By using less energy and water, LEED certified buildings save money for organizations and taxpayers; reduce greenhouse gas emissions; and contribute to a healthier environment for patients, staff and the larger community.

Bluewater Health achieved LEED certification for its reduced energy use, lighting, water and material use, as well as incorporating a variety of other sustainable strategies.

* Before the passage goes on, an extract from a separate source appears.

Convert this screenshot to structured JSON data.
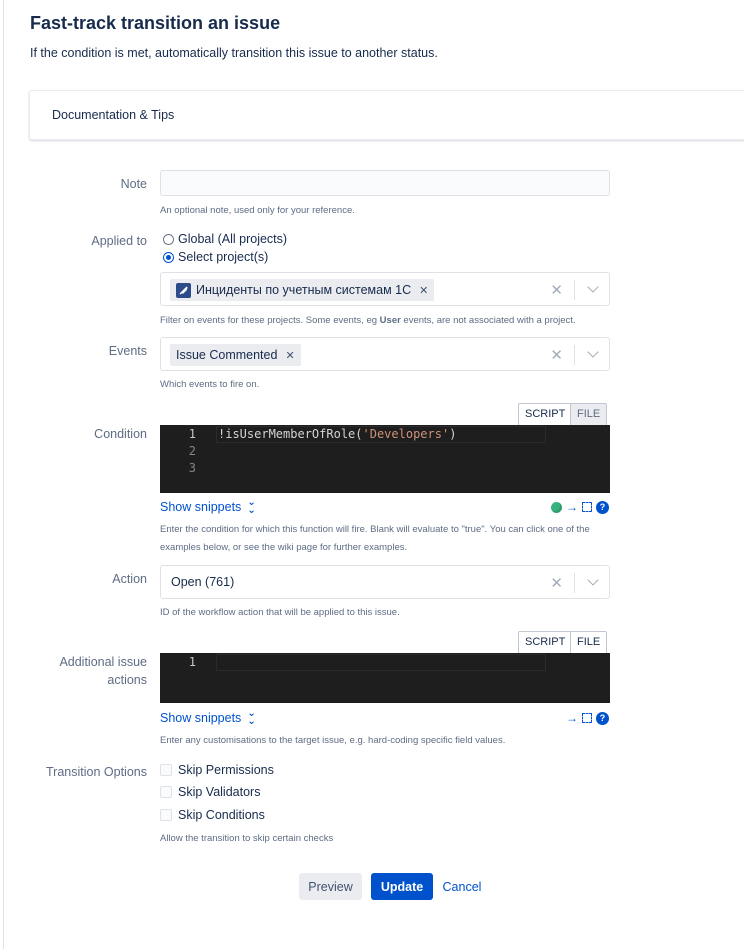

“We used healing gardens, large windows with outside views, fresh and friendly colours, task and ambient lighting, earth-tone fabrics, and soothing textures like wood and stone to enhance the patient experience, “says Alex Sullo, Director, Facilities Services, Bluewater Health. “At the same time, we focused on specific features to enhance our environmental sustainability.”

These features include:

  • Using a cistern to provide all irrigation water for outdoor landscaping

  • Reducing water use by over 30%, Maintaining good indoor air quality during construction.

  • Diverting 96% of construction waste from landfill.

  • Using fly-ash, a by-product of coal fired power plants, to reduce the amount of cement needed in the building concrete, resulting in a 20% reduction in carbon emissions compared to regular concrete.

  • Extracting and manufacturing 26% of construction materials from within 800 km of Bluewater Health.

  • Providing bicycle racks and shower facilities for building occupants who choose this mode of transportation.

“Buildings are a prime example of how human systems integrate with natural systems,” said Rick Fedrizzi, President, CEO & Founding Chair, U.S. Green Building Council. “Bluewater Health’s project efficiently uses our natural resources and makes an immediate, positive impact on our planet, which will tremendously benefit future generations to come.”

The LEED certification will be presented to Bluewater Health in the Spring.